Mithun Cy sent in another revision of a patch to cache hash index meta pages.

Nikita Glukhov sent in a patch to implement K-nearest-neighbor for B-Tree indexes.

Dilip Kumar sent in another revision of a patch to implement parallel bitmap heap scan.

Magnus Hagander and Michaël Paquier traded patches to implement a version of jsonb_delete which takes arrays as input.

Haribabu Kommi sent in another revision of a patch to implement a pg_stat_sql view.

Etsuro Fujita sent in another revision of a patch to fix a bug in foreign joins.

David Rowley sent in two more revisions of a patch to improve performance for outer joins where the outer side is unique.

Haribabu Kommi sent in another revision of a patch to implement a 64-bit macaddr type.

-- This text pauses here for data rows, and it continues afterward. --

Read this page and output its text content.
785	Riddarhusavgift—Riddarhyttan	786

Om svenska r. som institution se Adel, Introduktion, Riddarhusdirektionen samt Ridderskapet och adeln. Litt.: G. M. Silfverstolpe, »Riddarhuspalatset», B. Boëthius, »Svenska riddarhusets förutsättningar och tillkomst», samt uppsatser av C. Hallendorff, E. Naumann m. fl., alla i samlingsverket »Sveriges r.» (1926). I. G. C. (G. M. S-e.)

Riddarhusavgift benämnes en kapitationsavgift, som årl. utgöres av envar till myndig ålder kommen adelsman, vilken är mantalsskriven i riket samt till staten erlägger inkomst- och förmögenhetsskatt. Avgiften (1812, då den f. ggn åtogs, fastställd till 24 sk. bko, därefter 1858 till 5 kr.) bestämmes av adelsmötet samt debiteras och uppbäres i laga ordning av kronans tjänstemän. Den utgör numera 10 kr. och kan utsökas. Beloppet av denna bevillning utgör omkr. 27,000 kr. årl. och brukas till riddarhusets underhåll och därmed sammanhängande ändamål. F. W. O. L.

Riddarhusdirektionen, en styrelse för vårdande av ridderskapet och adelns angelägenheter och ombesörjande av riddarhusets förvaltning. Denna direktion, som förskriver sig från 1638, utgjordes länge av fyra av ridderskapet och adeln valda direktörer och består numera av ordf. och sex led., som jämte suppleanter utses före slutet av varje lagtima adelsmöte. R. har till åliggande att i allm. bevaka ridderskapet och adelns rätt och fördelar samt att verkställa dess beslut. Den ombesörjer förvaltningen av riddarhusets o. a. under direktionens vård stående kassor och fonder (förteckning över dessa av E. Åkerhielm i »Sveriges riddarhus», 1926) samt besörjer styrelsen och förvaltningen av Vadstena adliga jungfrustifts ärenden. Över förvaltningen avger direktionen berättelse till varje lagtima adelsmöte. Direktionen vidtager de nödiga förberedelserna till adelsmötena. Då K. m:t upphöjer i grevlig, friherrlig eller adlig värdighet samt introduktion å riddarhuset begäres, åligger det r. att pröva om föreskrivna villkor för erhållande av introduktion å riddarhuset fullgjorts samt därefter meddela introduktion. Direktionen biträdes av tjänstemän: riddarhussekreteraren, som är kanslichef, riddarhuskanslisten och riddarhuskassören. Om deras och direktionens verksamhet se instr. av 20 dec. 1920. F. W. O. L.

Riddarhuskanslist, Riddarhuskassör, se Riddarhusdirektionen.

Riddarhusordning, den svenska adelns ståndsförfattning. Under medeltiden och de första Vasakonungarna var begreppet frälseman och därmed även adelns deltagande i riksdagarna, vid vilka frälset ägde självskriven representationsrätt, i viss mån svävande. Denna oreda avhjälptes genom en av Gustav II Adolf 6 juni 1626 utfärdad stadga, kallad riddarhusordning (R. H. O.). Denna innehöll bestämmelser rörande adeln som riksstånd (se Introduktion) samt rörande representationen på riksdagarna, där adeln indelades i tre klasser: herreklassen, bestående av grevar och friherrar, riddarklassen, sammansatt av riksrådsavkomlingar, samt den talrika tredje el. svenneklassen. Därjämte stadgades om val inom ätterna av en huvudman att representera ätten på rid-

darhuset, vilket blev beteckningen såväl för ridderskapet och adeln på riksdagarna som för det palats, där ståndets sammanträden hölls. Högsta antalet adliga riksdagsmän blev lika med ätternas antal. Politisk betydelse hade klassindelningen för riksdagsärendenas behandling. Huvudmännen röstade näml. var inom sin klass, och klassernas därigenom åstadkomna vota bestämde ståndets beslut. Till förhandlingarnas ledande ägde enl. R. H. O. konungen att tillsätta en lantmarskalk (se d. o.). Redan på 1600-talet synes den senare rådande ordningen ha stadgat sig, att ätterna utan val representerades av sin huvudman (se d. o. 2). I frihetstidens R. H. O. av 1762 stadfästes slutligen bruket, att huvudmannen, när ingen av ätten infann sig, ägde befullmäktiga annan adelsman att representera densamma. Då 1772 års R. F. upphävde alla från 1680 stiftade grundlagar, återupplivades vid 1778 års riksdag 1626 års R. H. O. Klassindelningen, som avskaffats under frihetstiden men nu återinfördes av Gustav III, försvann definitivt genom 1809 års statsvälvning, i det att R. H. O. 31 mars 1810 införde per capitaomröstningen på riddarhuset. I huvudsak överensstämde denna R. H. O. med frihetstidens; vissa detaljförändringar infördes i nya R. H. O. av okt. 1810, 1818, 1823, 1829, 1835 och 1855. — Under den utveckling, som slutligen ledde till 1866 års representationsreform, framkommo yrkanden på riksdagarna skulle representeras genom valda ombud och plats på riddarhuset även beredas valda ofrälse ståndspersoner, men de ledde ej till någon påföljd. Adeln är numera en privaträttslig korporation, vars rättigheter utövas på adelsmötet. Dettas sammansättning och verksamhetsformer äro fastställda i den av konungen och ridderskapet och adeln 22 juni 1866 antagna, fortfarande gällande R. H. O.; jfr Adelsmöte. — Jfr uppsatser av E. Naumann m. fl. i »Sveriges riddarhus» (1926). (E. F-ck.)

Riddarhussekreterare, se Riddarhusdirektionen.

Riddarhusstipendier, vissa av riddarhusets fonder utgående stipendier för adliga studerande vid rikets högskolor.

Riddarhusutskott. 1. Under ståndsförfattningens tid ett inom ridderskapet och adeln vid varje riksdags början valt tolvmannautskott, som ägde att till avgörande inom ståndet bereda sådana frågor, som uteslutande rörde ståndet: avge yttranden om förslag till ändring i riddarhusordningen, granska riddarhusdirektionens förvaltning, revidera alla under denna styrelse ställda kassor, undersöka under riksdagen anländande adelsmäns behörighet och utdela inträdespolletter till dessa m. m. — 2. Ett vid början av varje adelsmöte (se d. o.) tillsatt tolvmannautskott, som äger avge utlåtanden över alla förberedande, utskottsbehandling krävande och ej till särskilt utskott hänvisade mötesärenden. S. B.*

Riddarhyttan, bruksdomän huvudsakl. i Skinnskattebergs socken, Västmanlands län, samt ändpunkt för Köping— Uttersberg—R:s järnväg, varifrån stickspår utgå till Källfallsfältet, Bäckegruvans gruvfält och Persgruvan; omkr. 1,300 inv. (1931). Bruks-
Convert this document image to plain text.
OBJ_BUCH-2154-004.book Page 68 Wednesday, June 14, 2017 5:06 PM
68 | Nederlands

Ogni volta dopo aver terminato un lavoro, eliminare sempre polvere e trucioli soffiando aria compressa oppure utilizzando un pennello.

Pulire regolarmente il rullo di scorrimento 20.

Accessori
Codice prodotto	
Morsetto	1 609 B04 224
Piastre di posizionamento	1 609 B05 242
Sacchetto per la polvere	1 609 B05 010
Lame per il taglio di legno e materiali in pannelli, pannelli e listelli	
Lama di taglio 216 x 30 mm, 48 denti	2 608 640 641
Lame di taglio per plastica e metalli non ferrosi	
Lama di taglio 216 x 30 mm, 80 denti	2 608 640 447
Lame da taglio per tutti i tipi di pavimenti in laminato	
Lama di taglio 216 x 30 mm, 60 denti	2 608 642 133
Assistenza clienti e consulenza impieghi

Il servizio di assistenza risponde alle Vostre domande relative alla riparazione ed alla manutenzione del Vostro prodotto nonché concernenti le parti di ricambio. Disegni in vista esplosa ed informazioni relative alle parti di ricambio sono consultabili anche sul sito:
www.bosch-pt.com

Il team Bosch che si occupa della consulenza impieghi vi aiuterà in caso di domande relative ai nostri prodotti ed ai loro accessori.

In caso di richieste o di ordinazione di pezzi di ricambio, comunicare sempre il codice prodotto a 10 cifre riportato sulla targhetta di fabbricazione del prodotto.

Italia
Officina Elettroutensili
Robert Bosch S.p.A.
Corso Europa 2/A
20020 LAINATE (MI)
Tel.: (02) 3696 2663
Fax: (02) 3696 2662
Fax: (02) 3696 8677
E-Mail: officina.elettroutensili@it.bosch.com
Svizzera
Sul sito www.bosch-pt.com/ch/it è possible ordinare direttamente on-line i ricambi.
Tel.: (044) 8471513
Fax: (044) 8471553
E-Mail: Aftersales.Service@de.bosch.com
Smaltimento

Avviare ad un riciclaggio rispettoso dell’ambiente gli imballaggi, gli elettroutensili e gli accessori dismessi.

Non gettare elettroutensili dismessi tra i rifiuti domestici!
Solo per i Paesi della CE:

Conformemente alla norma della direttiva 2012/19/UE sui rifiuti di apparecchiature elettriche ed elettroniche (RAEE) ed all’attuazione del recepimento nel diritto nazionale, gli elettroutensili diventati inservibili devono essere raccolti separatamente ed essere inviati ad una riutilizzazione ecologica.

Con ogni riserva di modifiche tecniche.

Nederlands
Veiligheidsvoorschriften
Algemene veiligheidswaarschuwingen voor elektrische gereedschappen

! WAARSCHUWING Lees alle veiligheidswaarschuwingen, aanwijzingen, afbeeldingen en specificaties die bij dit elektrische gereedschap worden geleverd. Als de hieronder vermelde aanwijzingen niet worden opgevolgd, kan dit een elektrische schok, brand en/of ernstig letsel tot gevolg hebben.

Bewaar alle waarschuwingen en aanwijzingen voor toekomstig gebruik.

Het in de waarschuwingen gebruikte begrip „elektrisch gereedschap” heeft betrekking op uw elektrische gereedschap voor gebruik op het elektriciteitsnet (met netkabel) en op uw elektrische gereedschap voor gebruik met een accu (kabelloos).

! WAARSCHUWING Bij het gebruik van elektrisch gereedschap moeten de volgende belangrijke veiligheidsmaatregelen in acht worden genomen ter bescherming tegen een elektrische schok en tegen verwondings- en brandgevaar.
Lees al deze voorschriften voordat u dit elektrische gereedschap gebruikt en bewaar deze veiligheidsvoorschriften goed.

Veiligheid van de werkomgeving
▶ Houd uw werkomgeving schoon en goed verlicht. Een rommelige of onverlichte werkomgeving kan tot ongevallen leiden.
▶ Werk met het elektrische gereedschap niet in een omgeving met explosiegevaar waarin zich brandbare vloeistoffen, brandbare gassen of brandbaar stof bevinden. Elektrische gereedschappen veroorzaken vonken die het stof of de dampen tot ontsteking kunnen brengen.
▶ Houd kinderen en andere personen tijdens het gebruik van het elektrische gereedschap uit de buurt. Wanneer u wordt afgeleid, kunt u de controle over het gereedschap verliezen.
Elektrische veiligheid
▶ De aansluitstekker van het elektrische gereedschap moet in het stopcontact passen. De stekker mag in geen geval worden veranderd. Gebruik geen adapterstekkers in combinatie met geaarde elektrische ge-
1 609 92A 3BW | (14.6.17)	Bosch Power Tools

Ashutosh Sharma sent in another revision of a patch to add pgstathashindex to the pgstattuple extension.

Ashutosh Sharma and Jesper Pedersen traded patches to add hash index support to pageinspect.

Petr Jelínek sent in two more revisions of a patch to enable logical replication support for the initial data copy.

Petr Jelínek sent in another revision of a patch to add RENAME support for PUBLICATIONs and SUBSCRIPTIONs.

Petr Jelínek sent in a flock of patches to fix issues in logical replication.

Rafia Sabih sent in another revision of a patch to implement parallel index-only scans.

Pavan Deolasee sent in another revision of a patch to implement WARM.

Dmitry Fedin sent in a patch to change a misleading comment in pgtime.h.

Yugo Nagata sent in a patch to fix a comment in freelist.c.

Erik Rijkers sent in a patch to improve the logical replication documentation.

Jim Nasby sent in a patch to protect syscache from bloating with negative cache entries.

Petr Jelínek sent in a patch to fix AFTER trigger execution in logical replication.

Tom Lane sent in another revision of a patch to prevent the possibility of UNKNOWN output columns.